Judging Of Others

“Judge not, that ye be not judged.” Matthew 7:1

Few faults are more common than this judging of others. It would not be so bad if we were disposed to look at people charitably; but we are not. Our eyes are far keener for flaws and blemishes than for marks of beauty. Not many of us are for ever finding new features of loveliness in others; not a few of us can find an indefinite number of faults. If we were ourselves up to the standard whereby we judge others, we should be very saintly people. If we were free from all the faults we so readily see when they appear in our neighbour, we should be well-nigh faultless.

This word of our Lord not only instructs us not to be critical of others and censorious, but it presents the strongest kind of motive against such judging. It makes the appeal to our own interest. Others will mete to us just what we mete to them. None of us like other people to be critical and censorious toward us. We wince under unjust judgments. We resent unkind fault-finding. We demand that people shall judge us fairly. We claim forbearance and charity in our derelictions in duty and for blemishes in our character. Can we expect other people to be any more lenient towards us than we are toward them?

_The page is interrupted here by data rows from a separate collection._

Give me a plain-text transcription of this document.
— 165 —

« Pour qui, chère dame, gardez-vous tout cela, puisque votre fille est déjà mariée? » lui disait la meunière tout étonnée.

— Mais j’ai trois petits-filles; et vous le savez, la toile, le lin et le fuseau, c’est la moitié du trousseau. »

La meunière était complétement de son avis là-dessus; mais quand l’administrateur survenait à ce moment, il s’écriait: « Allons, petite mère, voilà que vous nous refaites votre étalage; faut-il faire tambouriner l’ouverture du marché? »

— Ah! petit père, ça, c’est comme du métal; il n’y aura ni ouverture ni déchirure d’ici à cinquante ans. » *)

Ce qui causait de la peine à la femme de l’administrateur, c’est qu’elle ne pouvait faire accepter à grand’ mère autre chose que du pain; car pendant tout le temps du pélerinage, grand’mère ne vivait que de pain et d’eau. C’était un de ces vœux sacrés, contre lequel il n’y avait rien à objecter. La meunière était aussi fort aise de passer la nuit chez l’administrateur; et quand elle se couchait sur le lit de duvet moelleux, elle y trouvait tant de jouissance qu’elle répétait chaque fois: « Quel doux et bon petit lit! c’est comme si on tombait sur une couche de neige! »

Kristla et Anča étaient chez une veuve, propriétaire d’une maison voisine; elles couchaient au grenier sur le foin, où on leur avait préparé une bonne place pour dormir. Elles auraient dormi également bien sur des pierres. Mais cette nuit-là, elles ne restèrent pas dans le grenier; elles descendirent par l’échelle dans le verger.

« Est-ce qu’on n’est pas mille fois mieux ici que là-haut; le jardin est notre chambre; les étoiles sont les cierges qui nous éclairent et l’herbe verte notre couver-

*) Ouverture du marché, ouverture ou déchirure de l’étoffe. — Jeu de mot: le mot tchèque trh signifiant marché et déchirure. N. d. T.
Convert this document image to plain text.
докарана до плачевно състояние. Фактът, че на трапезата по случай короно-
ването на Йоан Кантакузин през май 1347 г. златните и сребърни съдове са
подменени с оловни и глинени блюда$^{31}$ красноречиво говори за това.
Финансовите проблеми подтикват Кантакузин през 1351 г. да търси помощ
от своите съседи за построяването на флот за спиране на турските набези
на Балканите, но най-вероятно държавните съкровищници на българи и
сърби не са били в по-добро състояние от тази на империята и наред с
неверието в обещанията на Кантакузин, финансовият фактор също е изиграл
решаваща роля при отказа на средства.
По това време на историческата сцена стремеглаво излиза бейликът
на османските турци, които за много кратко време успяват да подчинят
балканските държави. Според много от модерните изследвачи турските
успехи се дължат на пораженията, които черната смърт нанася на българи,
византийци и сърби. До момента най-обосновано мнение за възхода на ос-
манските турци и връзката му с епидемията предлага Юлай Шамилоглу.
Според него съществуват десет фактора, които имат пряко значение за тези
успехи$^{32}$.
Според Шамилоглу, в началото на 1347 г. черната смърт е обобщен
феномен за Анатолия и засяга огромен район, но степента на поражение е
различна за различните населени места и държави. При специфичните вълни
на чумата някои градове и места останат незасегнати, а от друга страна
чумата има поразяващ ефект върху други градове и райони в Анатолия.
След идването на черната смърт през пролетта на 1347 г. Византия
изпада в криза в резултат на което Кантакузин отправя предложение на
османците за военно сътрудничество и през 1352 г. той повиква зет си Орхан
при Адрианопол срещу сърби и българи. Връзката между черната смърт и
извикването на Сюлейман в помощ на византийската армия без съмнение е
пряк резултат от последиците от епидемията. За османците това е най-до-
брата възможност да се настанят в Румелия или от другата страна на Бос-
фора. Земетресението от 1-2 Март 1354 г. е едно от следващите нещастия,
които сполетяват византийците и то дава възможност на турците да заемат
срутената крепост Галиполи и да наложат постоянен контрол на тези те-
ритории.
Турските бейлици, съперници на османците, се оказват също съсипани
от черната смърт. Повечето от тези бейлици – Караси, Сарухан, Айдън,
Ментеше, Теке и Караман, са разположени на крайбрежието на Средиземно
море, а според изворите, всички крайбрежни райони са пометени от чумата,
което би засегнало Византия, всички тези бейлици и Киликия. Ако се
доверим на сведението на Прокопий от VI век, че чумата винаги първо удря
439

If we would receive kindly judgment from others, we must give the same to them. If we criticise another to-day in a harsh manner, we need not be surprised if we hear some one’s harsh criticism of us to-morrow. But if, on the other hand, we speak kindly, appreciative, and charitable words of some one to-day, very likely we shall hear to-morrow some pleasant word that another has said of us. So we make very largely the music or the discord for our own hearts. We get back what we give. We gather the harvest of our own sowing. Then, even in the last judgment, we shall receive from the Judge what we have shown to others.